I know that after I publish this and check Facebook and wander around the house, I will commit to writing an intro, outline and rough conclusion and things will seem less impossible with every word put to (virtual) paper, and I will gain some momentum and it will be finished with some time to spare for doubting everything/editing before sending it off to my editor Monday.

I’ve even done the research, so I’m like a quarter of the way there already. I’m actually ahead of the game, as long as my creativity didn’t sneak off to die in a fire like I suspect.

 The everyday angst of writing is bumpy and I’m thinking about a career change to be a mermaid at Weeki Wachee Springs instead, but I haven’t looked into the logistics of that yet.

I might do that right before I get started on this article.

Cat Trap

There is a little calico kitten that hangs out in my yard.

At first I thought she was a neighbor's cat, but now I think she thinks she lives here which makes her my cat, which is a very exciting turn of events.

However, she is reluctant to join me in my excitement.

I am enjoying the challenge of luring her in, though, and am surprised and frustrated by her stubbornness and commitment to the wild life.

I don't even care if she wants to be an outdoor cat (a privilege denied my others) but I want to put a collar on her and get her fixed before someone traps and releases her and cuts her ear to mark her, which will make her look raggedy.

"Ashley, is that a bowl of cat food out by the pool? Please do not leave cat food out, we do not need every stray in the neighborhood --"

"Uh, you can't tell me to let a kitten starve to death. That is a BABY. I will pick the food up at the end of each day, but I'm feeding her."

"We don't need another cat."

The next day: "I see there are cat toys next to the food bowl now. It seems like you're trying to get that cat to live here."

"It is a BABY cat!! We have nine million toys our spoiled cats don't play with, there is no harm in putting a ball and a little catnip mouse out there."

Two days later: "I see there's what looks like a small wooden cat house out under that tree in the yard?"

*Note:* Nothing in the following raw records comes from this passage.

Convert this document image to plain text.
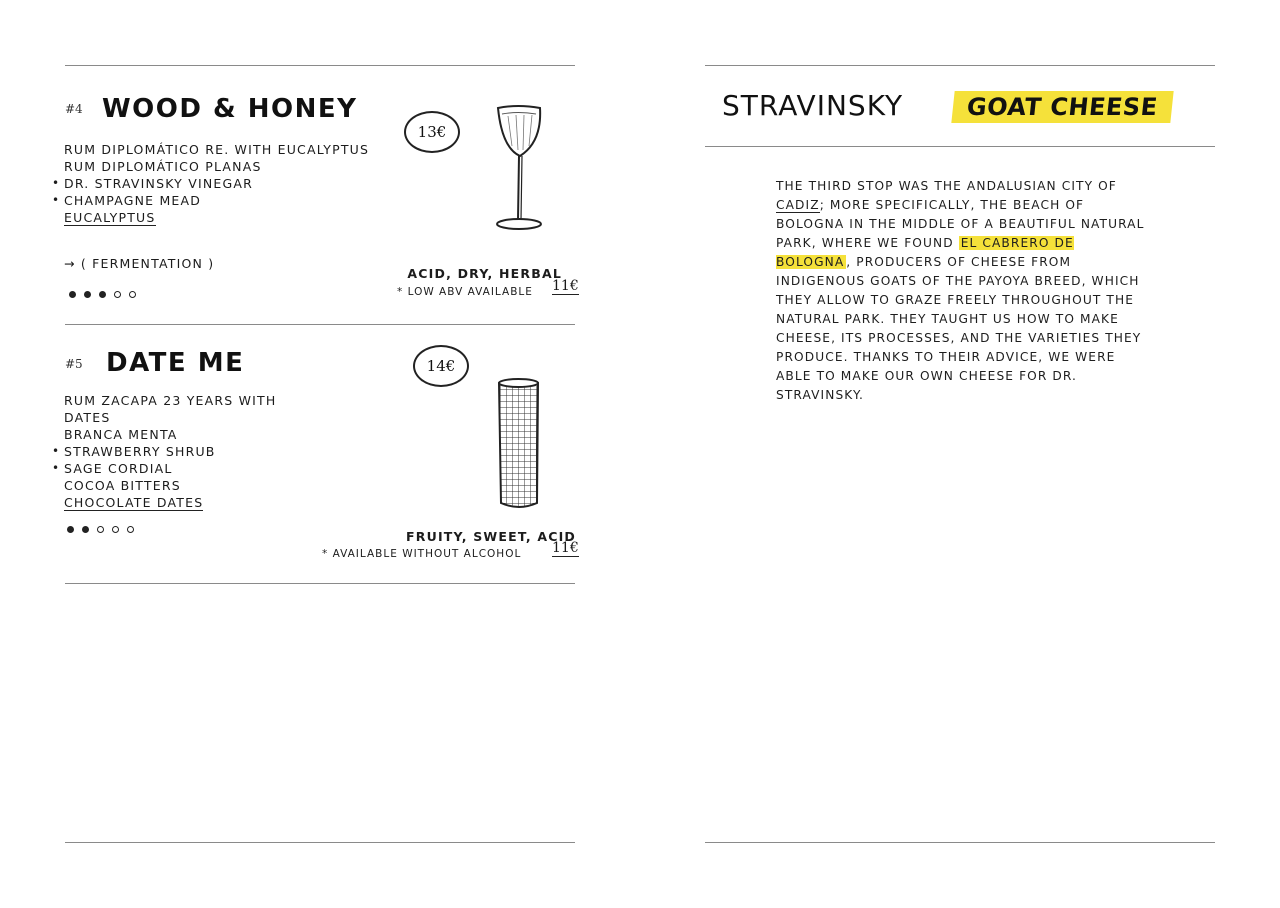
#4 WOOD & HONEY
13€
RUM DIPLOMÁTICO RE. WITH EUCALYPTUS
RUM DIPLOMÁTICO PLANAS
• DR. STRAVINSKY VINEGAR
• CHAMPAGNE MEAD
EUCALYPTUS
→ ( FERMENTATION )
ACID, DRY, HERBAL
* LOW ABV AVAILABLE 11€
#5 DATE ME	14€
RUM ZACAPA 23 YEARS WITH DATES
BRANCA MENTA
• STRAWBERRY SHRUB
• SAGE CORDIAL
COCOA BITTERS
CHOCOLATE DATES
FRUITY, SWEET, ACID
* AVAILABLE WITHOUT ALCOHOL 11€
STRAVINSKY	GOAT CHEESE
THE THIRD STOP WAS THE ANDALUSIAN CITY OF CADIZ; MORE SPECIFICALLY, THE BEACH OF BOLOGNA IN THE MIDDLE OF A BEAUTIFUL NATURAL PARK, WHERE WE FOUND EL CABRERO DE BOLOGNA , PRODUCERS OF CHEESE FROM INDIGENOUS GOATS OF THE PAYOYA BREED, WHICH THEY ALLOW TO GRAZE FREELY THROUGHOUT THE NATURAL PARK. THEY TAUGHT US HOW TO MAKE CHEESE, ITS PROCESSES, AND THE VARIETIES THEY PRODUCE. THANKS TO THEIR ADVICE, WE WERE ABLE TO MAKE OUR OWN CHEESE FOR DR. STRAVINSKY.
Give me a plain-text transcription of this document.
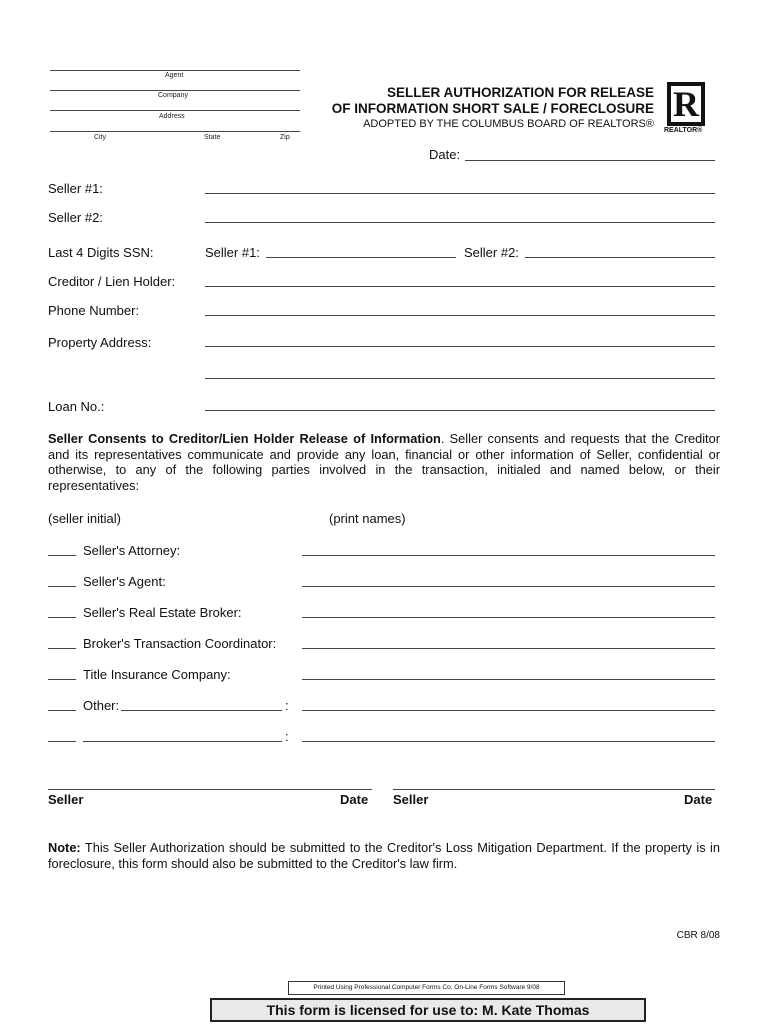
Agent
Company
Address
City	State	Zip
SELLER AUTHORIZATION FOR RELEASE
OF INFORMATION SHORT SALE / FORECLOSURE
ADOPTED BY THE COLUMBUS BOARD OF REALTORS® R
REALTOR®
Date:
Seller #1:
Seller #2:
Last 4 Digits SSN:	Seller #1:	Seller #2:
Creditor / Lien Holder:
Phone Number:
Property Address:
Loan No.:
Seller Consents to Creditor/Lien Holder Release of Information. Seller consents and requests that the Creditor and its representatives communicate and provide any loan, financial or other information of Seller, confidential or otherwise, to any of the following parties involved in the transaction, initialed and named below, or their representatives:
(seller initial)	(print names)
Seller's Attorney:
Seller's Agent:
Seller's Real Estate Broker:
Broker's Transaction Coordinator:
Title Insurance Company:
Other:	:
:
Seller	Date Seller	Date
Note: This Seller Authorization should be submitted to the Creditor's Loss Mitigation Department. If the property is in foreclosure, this form should also be submitted to the Creditor's law firm.
CBR 8/08
Printed Using Professional Computer Forms Co. On-Line Forms Software 9/08
This form is licensed for use to: M. Kate Thomas
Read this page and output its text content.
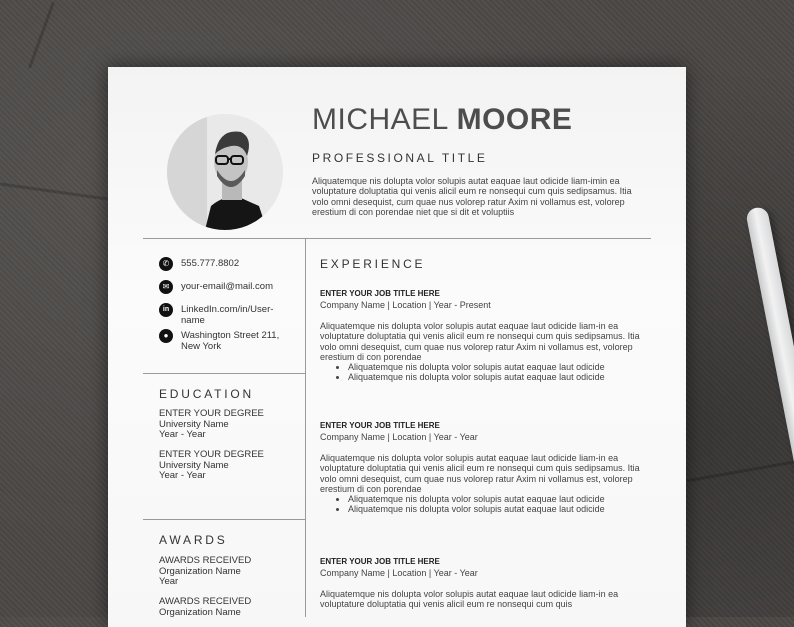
MICHAEL MOORE
PROFESSIONAL TITLE
Aliquatemque nis dolupta volor solupis autat eaquae laut odicide liam-imin ea voluptature doluptatia qui venis alicil eum re nonsequi cum quis sedipsamus. Itia volo omni desequist, cum quae nus volorep ratur Axim ni vollamus est, volorep erestium di con porendae niet que si dit et voluptiis
✆	555.777.8802
✉	your-email@mail.com
in	LinkedIn.com/in/User-name
●	Washington Street 211, New York
EDUCATION
ENTER YOUR DEGREE
University Name
Year - Year
ENTER YOUR DEGREE
University Name
Year - Year
AWARDS
AWARDS RECEIVED
Organization Name
Year
AWARDS RECEIVED
Organization Name
EXPERIENCE
ENTER YOUR JOB TITLE HERE
Company Name | Location | Year - Present
Aliquatemque nis dolupta volor solupis autat eaquae laut odicide liam-in ea voluptature doluptatia qui venis alicil eum re nonsequi cum quis sedipsamus. Itia volo omni desequist, cum quae nus volorep ratur Axim ni vollamus est, volorep erestium di con porendae
• Aliquatemque nis dolupta volor solupis autat eaquae laut odicide
• Aliquatemque nis dolupta volor solupis autat eaquae laut odicide
ENTER YOUR JOB TITLE HERE
Company Name | Location | Year - Year
Aliquatemque nis dolupta volor solupis autat eaquae laut odicide liam-in ea voluptature doluptatia qui venis alicil eum re nonsequi cum quis sedipsamus. Itia volo omni desequist, cum quae nus volorep ratur Axim ni vollamus est, volorep erestium di con porendae
• Aliquatemque nis dolupta volor solupis autat eaquae laut odicide
• Aliquatemque nis dolupta volor solupis autat eaquae laut odicide
ENTER YOUR JOB TITLE HERE
Company Name | Location | Year - Year
Aliquatemque nis dolupta volor solupis autat eaquae laut odicide liam-in ea voluptature doluptatia qui venis alicil eum re nonsequi cum quis
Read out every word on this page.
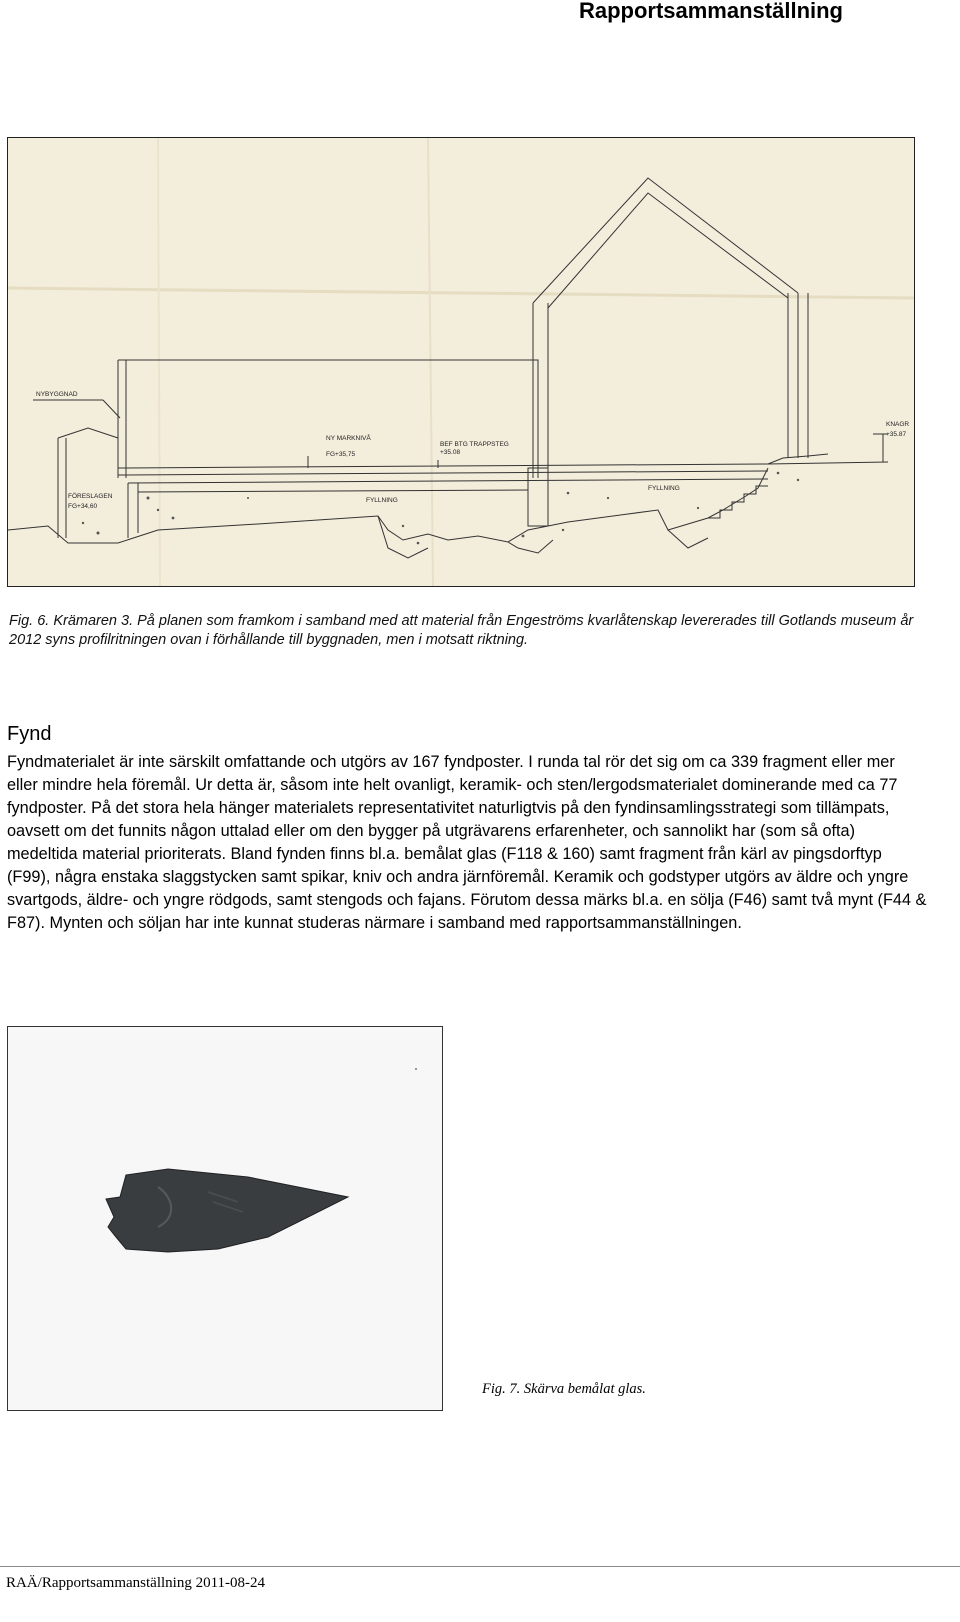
Rapportsammanställning
NYBYGGNAD
FÖRESLAGEN
FG+34,60
NY MARKNIVÅ
FG+35,75
BEF BTG TRAPPSTEG
+35.08
KNAGR
+35.87
FYLLNING
FYLLNING
Fig. 6. Krämaren 3. På planen som framkom i samband med att material från Engeströms kvarlåtenskap levererades till Gotlands museum år 2012 syns profilritningen ovan i förhållande till byggnaden, men i motsatt riktning.
Fynd
Fyndmaterialet är inte särskilt omfattande och utgörs av 167 fyndposter. I runda tal rör det sig om ca 339 fragment eller mer eller mindre hela föremål. Ur detta är, såsom inte helt ovanligt, keramik- och sten/lergodsmaterialet dominerande med ca 77 fyndposter. På det stora hela hänger materialets representativitet naturligtvis på den fyndinsamlingsstrategi som tillämpats, oavsett om det funnits någon uttalad eller om den bygger på utgrävarens erfarenheter, och sannolikt har (som så ofta) medeltida material prioriterats. Bland fynden finns bl.a. bemålat glas (F118 & 160) samt fragment från kärl av pingsdorftyp (F99), några enstaka slaggstycken samt spikar, kniv och andra järnföremål. Keramik och godstyper utgörs av äldre och yngre svartgods, äldre- och yngre rödgods, samt stengods och fajans. Förutom dessa märks bl.a. en sölja (F46) samt två mynt (F44 & F87). Mynten och söljan har inte kunnat studeras närmare i samband med rapportsammanställningen.
Fig. 7. Skärva bemålat glas.
RAÄ/Rapportsammanställning 2011-08-24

"Can you believe I found that on the side of the road? Someone was throwing it away! I was just thinking it would be nice if the little cat could get out of the rain."

The cat wants me to feed it and leave it alone, a sentiment I can really empathize with but can't accept.

We are making great progress, though. Now I can sit across the pool and talk softly while not moving at all, or, if I feed her, I'm allowed to sit on a bench in my yard and watch her eat.

We're going to be best friends.

Thursday, May 5, 2016

Future Film Maker

"If I get good as a film maker, I'm going to copy the MGM logo but make it be a goose instead of a lion," Big Kid said.

"You mean when you get big as a film maker, not if!" I clarified.

"Actually, I said good. Adam Sandler is big. I don't want to be big. I want to be good."

"Right. Wow."

I think there's hope for his future as long as he grows out of the goose thing.